Reflection is a key part of the learning process. Students should be encouraged to examine what they learned in the context of what they already know and reflect on ways they can apply this new knowledge to their goals. It also is a great checkpoint for an instructor to see whether the learner can reflect back the information in their own words or if they are parroting the information back (usually a sign of not understanding the learning objective.) 

Tip 6: Chunking Content 

In online learning, people rarely have the stamina to go hours at a time. Especially, when it comes to passive activities like watching videos.

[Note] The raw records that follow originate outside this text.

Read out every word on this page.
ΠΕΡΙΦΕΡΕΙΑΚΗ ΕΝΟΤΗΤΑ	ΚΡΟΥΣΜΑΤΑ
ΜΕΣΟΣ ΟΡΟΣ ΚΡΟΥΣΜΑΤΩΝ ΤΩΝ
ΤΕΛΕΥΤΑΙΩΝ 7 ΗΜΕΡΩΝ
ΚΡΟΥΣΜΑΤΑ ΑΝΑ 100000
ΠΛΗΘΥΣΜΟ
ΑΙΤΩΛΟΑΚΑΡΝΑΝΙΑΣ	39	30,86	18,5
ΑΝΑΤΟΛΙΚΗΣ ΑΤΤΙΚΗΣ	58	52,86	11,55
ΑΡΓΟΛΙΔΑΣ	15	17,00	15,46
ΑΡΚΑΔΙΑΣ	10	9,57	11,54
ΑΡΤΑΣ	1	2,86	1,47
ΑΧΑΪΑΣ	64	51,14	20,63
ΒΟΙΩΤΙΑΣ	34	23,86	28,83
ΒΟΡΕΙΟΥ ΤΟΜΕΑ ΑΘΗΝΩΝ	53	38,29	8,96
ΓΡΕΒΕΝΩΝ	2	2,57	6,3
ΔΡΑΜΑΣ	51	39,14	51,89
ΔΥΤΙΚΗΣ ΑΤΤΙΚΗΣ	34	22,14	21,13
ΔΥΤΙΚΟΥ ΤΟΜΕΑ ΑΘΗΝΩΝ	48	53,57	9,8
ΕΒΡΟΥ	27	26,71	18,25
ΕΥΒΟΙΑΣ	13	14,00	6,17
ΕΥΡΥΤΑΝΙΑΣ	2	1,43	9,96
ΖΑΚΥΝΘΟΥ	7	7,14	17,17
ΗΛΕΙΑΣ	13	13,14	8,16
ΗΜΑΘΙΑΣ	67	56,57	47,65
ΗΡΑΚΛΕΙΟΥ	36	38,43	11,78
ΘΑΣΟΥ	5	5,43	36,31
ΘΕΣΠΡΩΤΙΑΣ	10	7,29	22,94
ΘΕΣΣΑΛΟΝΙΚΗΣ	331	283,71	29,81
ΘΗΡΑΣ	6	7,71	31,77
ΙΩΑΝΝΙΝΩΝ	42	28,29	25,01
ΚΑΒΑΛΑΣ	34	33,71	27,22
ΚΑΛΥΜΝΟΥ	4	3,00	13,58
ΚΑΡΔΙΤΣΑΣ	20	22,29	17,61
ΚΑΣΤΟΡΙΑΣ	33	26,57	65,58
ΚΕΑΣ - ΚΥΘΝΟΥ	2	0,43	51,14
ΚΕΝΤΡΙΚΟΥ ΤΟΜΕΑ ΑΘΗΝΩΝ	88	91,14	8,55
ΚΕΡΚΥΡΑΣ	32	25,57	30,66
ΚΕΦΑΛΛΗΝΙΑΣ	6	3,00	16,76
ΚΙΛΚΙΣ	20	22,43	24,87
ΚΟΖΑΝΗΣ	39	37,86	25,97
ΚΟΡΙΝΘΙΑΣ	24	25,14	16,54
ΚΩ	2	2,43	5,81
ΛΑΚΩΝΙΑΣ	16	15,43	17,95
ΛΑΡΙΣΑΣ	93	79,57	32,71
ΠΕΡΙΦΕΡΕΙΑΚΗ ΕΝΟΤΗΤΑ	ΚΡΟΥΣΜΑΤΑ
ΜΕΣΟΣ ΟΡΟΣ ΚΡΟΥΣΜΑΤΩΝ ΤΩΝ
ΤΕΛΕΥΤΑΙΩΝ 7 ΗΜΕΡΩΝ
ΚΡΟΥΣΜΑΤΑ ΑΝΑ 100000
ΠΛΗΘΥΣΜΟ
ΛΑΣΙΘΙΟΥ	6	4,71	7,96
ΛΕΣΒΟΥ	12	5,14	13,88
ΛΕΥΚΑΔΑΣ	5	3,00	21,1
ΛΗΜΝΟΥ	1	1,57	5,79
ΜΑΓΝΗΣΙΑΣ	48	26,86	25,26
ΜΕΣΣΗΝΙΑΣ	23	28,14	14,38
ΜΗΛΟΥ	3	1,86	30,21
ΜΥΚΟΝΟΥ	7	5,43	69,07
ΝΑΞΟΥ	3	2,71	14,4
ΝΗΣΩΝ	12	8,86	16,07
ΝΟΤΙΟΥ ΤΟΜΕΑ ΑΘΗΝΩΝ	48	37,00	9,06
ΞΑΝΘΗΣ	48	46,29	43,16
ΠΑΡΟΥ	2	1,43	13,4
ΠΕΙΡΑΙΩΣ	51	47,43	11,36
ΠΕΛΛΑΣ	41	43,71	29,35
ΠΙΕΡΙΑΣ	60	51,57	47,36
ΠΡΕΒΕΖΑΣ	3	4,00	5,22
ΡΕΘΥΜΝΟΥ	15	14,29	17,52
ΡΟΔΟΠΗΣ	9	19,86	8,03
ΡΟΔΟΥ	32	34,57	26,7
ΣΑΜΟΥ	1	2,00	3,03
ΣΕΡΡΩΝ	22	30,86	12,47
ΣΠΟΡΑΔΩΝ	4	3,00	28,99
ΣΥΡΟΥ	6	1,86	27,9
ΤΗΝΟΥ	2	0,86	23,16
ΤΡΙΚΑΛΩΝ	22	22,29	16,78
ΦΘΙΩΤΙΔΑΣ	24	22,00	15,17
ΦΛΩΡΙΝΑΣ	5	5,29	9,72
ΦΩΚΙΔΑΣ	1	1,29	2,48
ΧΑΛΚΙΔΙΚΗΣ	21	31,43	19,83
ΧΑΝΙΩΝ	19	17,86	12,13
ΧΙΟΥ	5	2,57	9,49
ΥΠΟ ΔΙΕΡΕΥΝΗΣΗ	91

In general, try to keep your videos in the seven to ten minute range and for longer content blocks, break up the videos with exercises or written content so the learner isn’t staring down the chasm of watching two straight hours of talking head. Finding the right mix of content types and pacing is an art and requires getting feedback from the student population. 

Tip 7: Eliminate the Cruft 

Videos are typically not a place for asides. You need to be hyper-focused on what the learning goal of the video is and ruthlessly prune any content that is not directly related to that goal. That means removing any “nice-to-know” information or content that lead to tangents. If you want to go on a tangent, provide some additional, supplemental content that is separate from the lesson and clearly mark it as supplemental.